The next day we received an email from Sharon Switzer, Curator & Programmer for Art 4 Commuters, an organization that programs video-based projects over the hundreds of digital monitors in Toronto’s subway system. We hadn’t met Sharon before, but we were familiar with her programming. We knew that she often worked with larger, more established organizations like the Contact Festival and TIFF, so we were surprised (and flattered) when she asked us to meet and discuss a potential art commission.
After that first initial meeting with Sharon, we were tasked to come up with an idea for her 2012 programming. It was a complete carte blanche (the best thing you can ask for as an artist and curator.) John and I reflected on the project for a good month. Our greatest concern was how to fully utilize those video monitors to provoke maximum engagement and conversation. We threw lots of ideas out there, threw lots in the trash, then pulled some back and re-worked them, until we came up with an idea (an experiment) that scared the shit out of us, so much so that it was unanimous…..
The concept was pretty simple: build a confession booth with a video camera, take it to different street corners, in different cities, and solicit on-camera confessions from complete strangers, confessions they’d be willing to let us broadcast to the millions of people riding through Toronto’s subway system. Simple right?

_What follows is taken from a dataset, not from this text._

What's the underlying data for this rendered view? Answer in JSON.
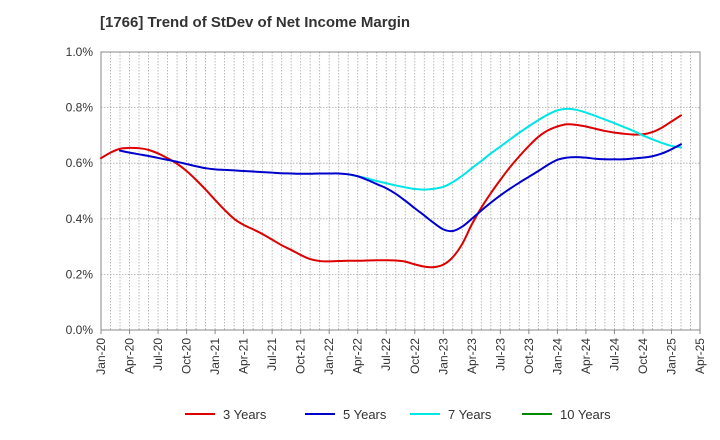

I am still dumfounded by how we did it all. Producing it has been emotional (to say the least), messy, frantic at times, but ultimately rewarding, and incredibly surprising. People amaze me. The idea that two strangers like John and I can convince other strangers (over 100 of them) to give-up something personal about themselves, something intimate, something real, for the sake of art, is a pretty wild thing. Maybe if we had never called it “art” we would have never received the confessions we did? I’ve often wondered about that throughout this process; if calling something “art” somehow makes a project more purposeful or tangible or credible?
The media has asked us this question a few times: “So guys, um, what makes this project art?” I can tell when they ask it that they assume they’re asking something offensive, but I think it’s a valid question. It’s a good question. Personally, I think it’s a huge compliment that the Toronto Star and the Globe & Mail reviewed Confessions Underground in their Life section, as opposed to their Art section. People are genuinely talking about this project, not just art snobs or art-minded people, but inane morning show hosts, reporters on the 6pm news, families over the dinner table. People are genuinely debating its merits, which I think is an indicator that we’ve done something successful. I’d like to think that we’re prompting people to think about their own boundaries, about public space, about the purpose of art in general. Ultimately, our objective is not to create “Art” with a capital “A” but to create work that affects people, connects people, embraces disciplines and philosophies, communicates something meaningful from one human being to the next, and blurs the boundaries between art and life in intricate and elusive ways.
Is Confessions Underground art? Honestly, does it matter? Will it make you feel better if I tell you it is? Would the project be any less significant if I said it wasn’t? I think these are more compelling questions.